The Prologue explains why the narrator, Bragg, chose to write this book, and introduces the main character, Charlie Bundrum. For Bragg, this book is his way of getting to know his grandfather, a man he never met. Growing up, Bragg never heard stories about his grandfather because it was too painful for his family to remember the beloved man they lost. When Bragg was older, he began to question who his grandfather was, and people began to finally share stories about Charlie that they had kept quiet for so long. Bragg’s intention in writing this book was to tell Charlie’s story, in all honesty, and to memorialize him.
Chapter 1 explores the complicated yet loving dynamic between Charlie and Ava. They married young, and despite loving each other fiercely, they lived a hard life, with both Charlie and Ava working difficult physical labor to provide for their many children. In Chapter 1, Ava beats a woman who seemingly tries to flirt with Charlie. While Ava demonstrates her anger with Charlie for letting this happen, she also shows her fierce love for him when she tells Newt not to touch him. Much of Charlie’s story is intertwined with Ava’s, which is why this opening chapter starts with a revealing scene from their marriage, rather than at the beginning of Charlie’s life.
Chapter 2, however, reveals Bragg’s family roots and shows the origins of his family’s unique culture. Most notably, he focuses on “buck dancing” (29), the roots of which are traced back to his descendants from Ireland and Wales. However, his Appalachian family made this dance uniquely their own. The way buck dancing evolved from presumably the Irish river dancing reflects how his family’s culture evolved with the changing landscape.

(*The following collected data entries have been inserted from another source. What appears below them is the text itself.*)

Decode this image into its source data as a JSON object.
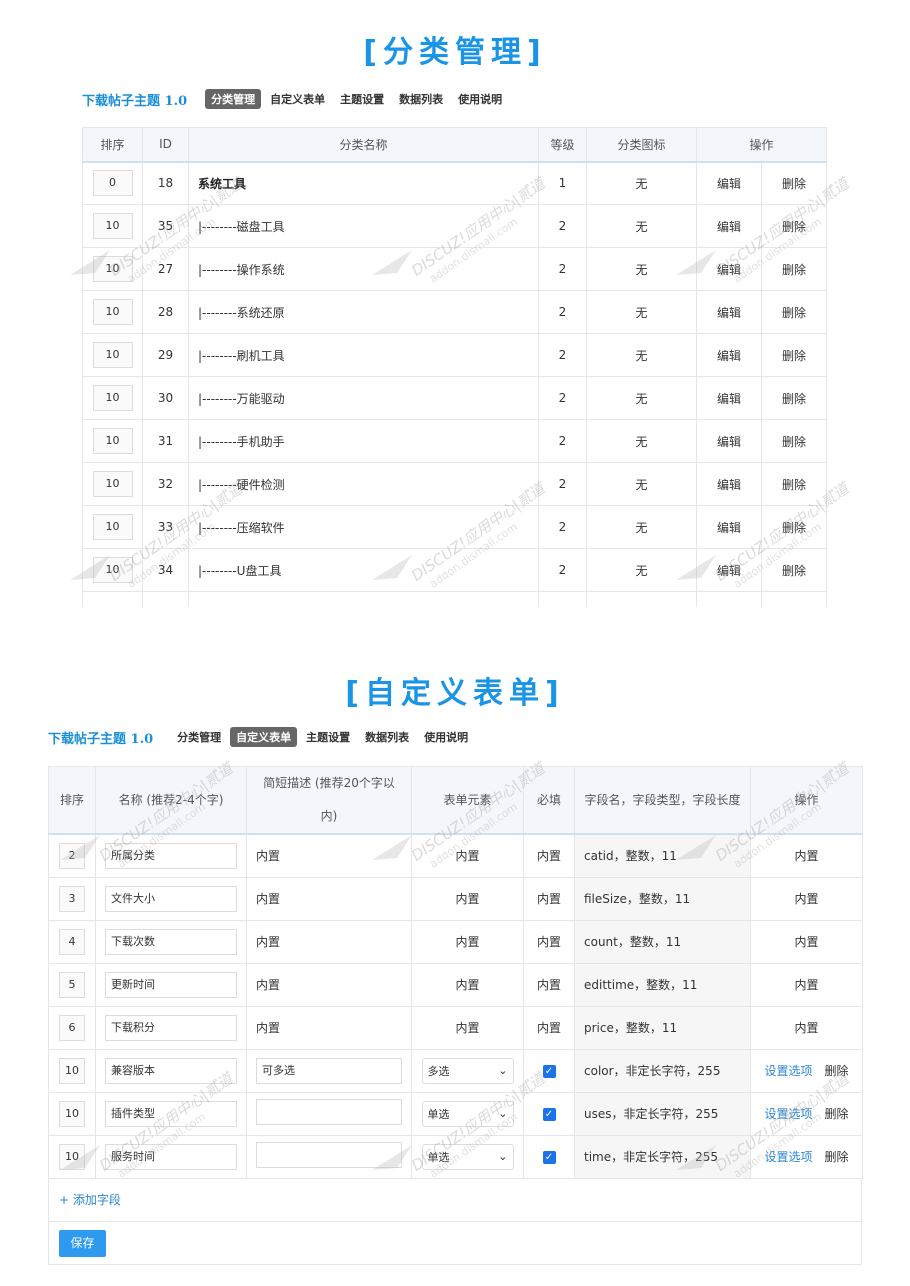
{
  "section1": {
    "title": "[分类管理]",
    "app_title": "下载帖子主题 1.0",
    "nav": [
      "分类管理",
      "自定义表单",
      "主题设置",
      "数据列表",
      "使用说明"
    ],
    "columns": [
      "排序",
      "ID",
      "分类名称",
      "等级",
      "分类图标",
      "操作"
    ],
    "edit_label": "编辑",
    "delete_label": "删除",
    "rows": [
      {
        "order": "0",
        "id": "18",
        "name": "系统工具",
        "level": "1",
        "icon": "无"
      },
      {
        "order": "10",
        "id": "35",
        "name": "|--------磁盘工具",
        "level": "2",
        "icon": "无"
      },
      {
        "order": "10",
        "id": "27",
        "name": "|--------操作系统",
        "level": "2",
        "icon": "无"
      },
      {
        "order": "10",
        "id": "28",
        "name": "|--------系统还原",
        "level": "2",
        "icon": "无"
      },
      {
        "order": "10",
        "id": "29",
        "name": "|--------刷机工具",
        "level": "2",
        "icon": "无"
      },
      {
        "order": "10",
        "id": "30",
        "name": "|--------万能驱动",
        "level": "2",
        "icon": "无"
      },
      {
        "order": "10",
        "id": "31",
        "name": "|--------手机助手",
        "level": "2",
        "icon": "无"
      },
      {
        "order": "10",
        "id": "32",
        "name": "|--------硬件检测",
        "level": "2",
        "icon": "无"
      },
      {
        "order": "10",
        "id": "33",
        "name": "|--------压缩软件",
        "level": "2",
        "icon": "无"
      },
      {
        "order": "10",
        "id": "34",
        "name": "|--------U盘工具",
        "level": "2",
        "icon": "无"
      }
    ]
  },
  "section2": {
    "title": "[自定义表单]",
    "app_title": "下载帖子主题 1.0",
    "nav": [
      "分类管理",
      "自定义表单",
      "主题设置",
      "数据列表",
      "使用说明"
    ],
    "columns": [
      "排序",
      "名称 (推荐2-4个字)",
      "简短描述 (推荐20个字以内)",
      "表单元素",
      "必填",
      "字段名，字段类型，字段长度",
      "操作"
    ],
    "builtin_label": "内置",
    "setup_label": "设置选项",
    "delete_label": "删除",
    "add_field": "+ 添加字段",
    "save": "保存",
    "rows": [
      {
        "order": "2",
        "name": "所属分类",
        "desc": "内置",
        "element": "内置",
        "required": "内置",
        "field": "catid，整数，11",
        "builtin": true
      },
      {
        "order": "3",
        "name": "文件大小",
        "desc": "内置",
        "element": "内置",
        "required": "内置",
        "field": "fileSize，整数，11",
        "builtin": true
      },
      {
        "order": "4",
        "name": "下载次数",
        "desc": "内置",
        "element": "内置",
        "required": "内置",
        "field": "count，整数，11",
        "builtin": true
      },
      {
        "order": "5",
        "name": "更新时间",
        "desc": "内置",
        "element": "内置",
        "required": "内置",
        "field": "edittime，整数，11",
        "builtin": true
      },
      {
        "order": "6",
        "name": "下载积分",
        "desc": "内置",
        "element": "内置",
        "required": "内置",
        "field": "price，整数，11",
        "builtin": true
      },
      {
        "order": "10",
        "name": "兼容版本",
        "desc": "可多选",
        "element": "多选",
        "required": "checked",
        "field": "color，非定长字符，255",
        "builtin": false
      },
      {
        "order": "10",
        "name": "插件类型",
        "desc": "",
        "element": "单选",
        "required": "checked",
        "field": "uses，非定长字符，255",
        "builtin": false
      },
      {
        "order": "10",
        "name": "服务时间",
        "desc": "",
        "element": "单选",
        "required": "checked",
        "field": "time，非定长字符，255",
        "builtin": false
      }
    ]
  },
  "watermark": {
    "line1": "DISCUZ!应用中心",
    "line2": "addon.dismall.com",
    "brand": "贰道"
  },
  "colors": {
    "accent": "#1a94e6",
    "link": "#2a86d0",
    "button": "#2d9af0",
    "header_bg": "#f3f7fb"
  }
}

As Bragg describes it, buck dancing is a primal dance done at night around campfires, with banjo music and whiskey drinking going on in the background.
Chapter 3 focuses on Jimmy Jim, Charlie’s dad, and paints a picture of Charlie’s young life. The chapter depicts the cultural climate of Charlie’s youth and highlights how he is a product of his time. The Appalachian foothills from 1900 to 1920 were a wild place, where men got into murderous fights while drinking homemade whiskey around campfires:
Scots, Irish, English, and French, men who had starved across the water, came to the foothills to farm, log hardwoods and pine, strip-mine granite, make whiskey, raise kids, hunt deer, breed hunting and fighting dogs, preach, curse and brawl (37).
Chapters 4 and 5 focus on Charlie and Ava’s young adult life, and in doing so, these chapters create a juxtaposition between how each character grew up. While both Charlie and Ava are moral characters, Charlie’s sense of morality is self-made. That is, he thinks certain things are wrong, like stealing, but thinks other things are right, like drinking. However, Ava’s sense of morality comes from her Congregational Holiness background. Her perceptions align with what the Bible considers sin, so she believes drinking is an immoral act. Another way these characters differ is in their educational background. Charlie couldn’t read or write, but Ava’s family taught her to read and seek knowledge. In this way, Ava’s family had positioned her for a much different life than Charlie could offer, and they didn’t want her to become romantically entangled with him. However, Ava loved Charlie, and she gave up whatever life she could have had for a life of poverty and hard work with him.